The UK Government have backtracked on their promise to ban conversion therapy for trans people.
A government spokesperson described the issue as “legally complex”. Former Number 10 staffer, Nikki da Costa, said the legislation would create a culture of “fear” for adults working with children who have questions about gender identity.
The idea that conversion therapy is a “complex” concept is a diversionary tactic. At its core, the issue is exceptionally simple. This therapy is, in Boris Johnson’s own words, “repulsive and abhorrent”.
Conversion therapy is the practice of intending to make a person straight or cisgender, regardless of their wishes.
It is impossible to confuse with offering someone care and support as they explore their gender identity. Unless, of course, the “care and support” being offered is not care and support at all, but a covert attempt to patronise and control someone into believing that their gender identity isn’t what they feel it is.
The arguments against banning conversion therapy for trans people are, indeed, covert arguments for the continued legalisation of that therapy.
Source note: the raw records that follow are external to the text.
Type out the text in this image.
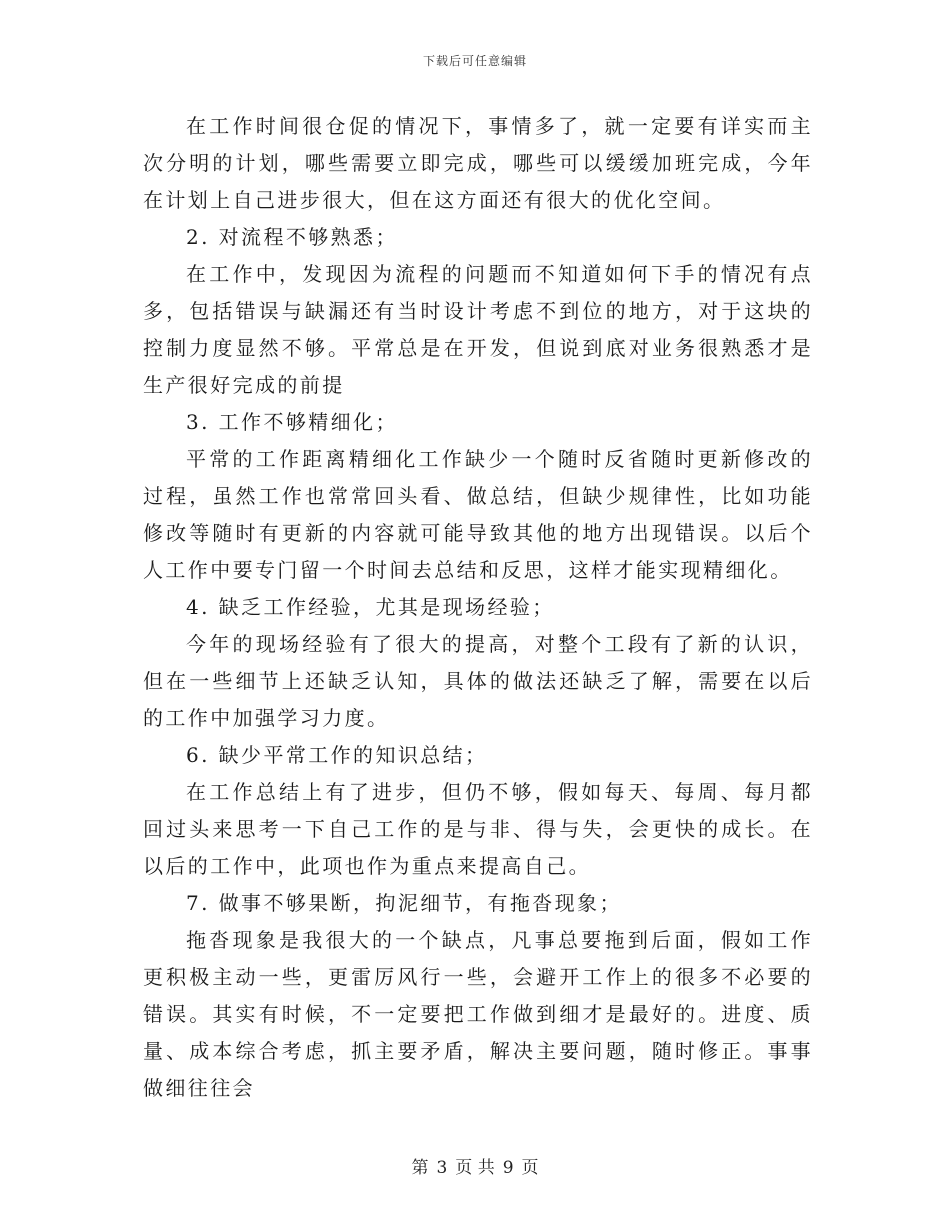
下载后可任意编辑

在工作时间很仓促的情况下，事情多了，就一定要有详实而主次分明的计划，哪些需要立即完成，哪些可以缓缓加班完成，今年在计划上自己进步很大，但在这方面还有很大的优化空间。

2. 对流程不够熟悉；

在工作中，发现因为流程的问题而不知道如何下手的情况有点多，包括错误与缺漏还有当时设计考虑不到位的地方，对于这块的控制力度显然不够。平常总是在开发，但说到底对业务很熟悉才是生产很好完成的前提

3. 工作不够精细化；

平常的工作距离精细化工作缺少一个随时反省随时更新修改的过程，虽然工作也常常回头看、做总结，但缺少规律性，比如功能修改等随时有更新的内容就可能导致其他的地方出现错误。以后个人工作中要专门留一个时间去总结和反思，这样才能实现精细化。

4. 缺乏工作经验，尤其是现场经验；

今年的现场经验有了很大的提高，对整个工段有了新的认识，但在一些细节上还缺乏认知，具体的做法还缺乏了解，需要在以后的工作中加强学习力度。

6. 缺少平常工作的知识总结；

在工作总结上有了进步，但仍不够，假如每天、每周、每月都回过头来思考一下自己工作的是与非、得与失，会更快的成长。在以后的工作中，此项也作为重点来提高自己。

7. 做事不够果断，拘泥细节，有拖沓现象；

拖沓现象是我很大的一个缺点，凡事总要拖到后面，假如工作更积极主动一些，更雷厉风行一些，会避开工作上的很多不必要的错误。其实有时候，不一定要把工作做到细才是最好的。进度、质量、成本综合考虑，抓主要矛盾，解决主要问题，随时修正。事事做细往往会

第 3 页 共 9 页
Boris Johnson's refusal to ban trans conversion therapy is another example of him fanning the flames of hate in an attempt to divide-and-rule.
This cruel, callous and calculated tactic can be defeated by showing him that our solidarity is stronger than their hate. #LGBWithTheT
— Zarah Sultana (@zarahsultana) April 7, 2022
The proponents of such arguments are often at pains to point out the “irreversible” and “life-changing” nature of decisions concerning gender identity. They describe trans children as “vulnerable” or “in need of support”.
If these statements have any truth, it is because the rigid and widespread policing of the gender binary in the UK makes being trans seem unduly exceptional. In so many facets of our lives, being cisgender is a prerequisite to being seen as “normal”, whether that’s in a professional, educational, or social environment.
We don’t realise that gender norms are drilled into us
Supposedly “gender-critical” groups exhibit a lack of willingness to leave the choice regarding gender identity to each individual. They demonstrate a profound fear of admitting that trans people have agency, that trans people make decisions knowingly.
They suggest that children need to be protected from making decisions of which they don’t understand the ramifications. However, children are not protected in our present systems: they are often parented and schooled into believing that their assigned sex expresses a wider range of normative truths about them.
Trans children have rumbled the social, judicial, and political forces that work to keep our gender binary in place. Far from being vulnerable, they exemplify a resilience and self-assurance that I find inspiring.
One only needs to spend time with any child for five minutes to see that they have a more fluid relationship to gender and identity than we develop as adults.
Playing with my five-year-old nephew at Christmas, I found myself in a game of “nursery”. During this game, he switched seamlessly between gender roles as he played one of the nursery teachers, one of the mums who dropped off their child, and then her boss when she arrived at work.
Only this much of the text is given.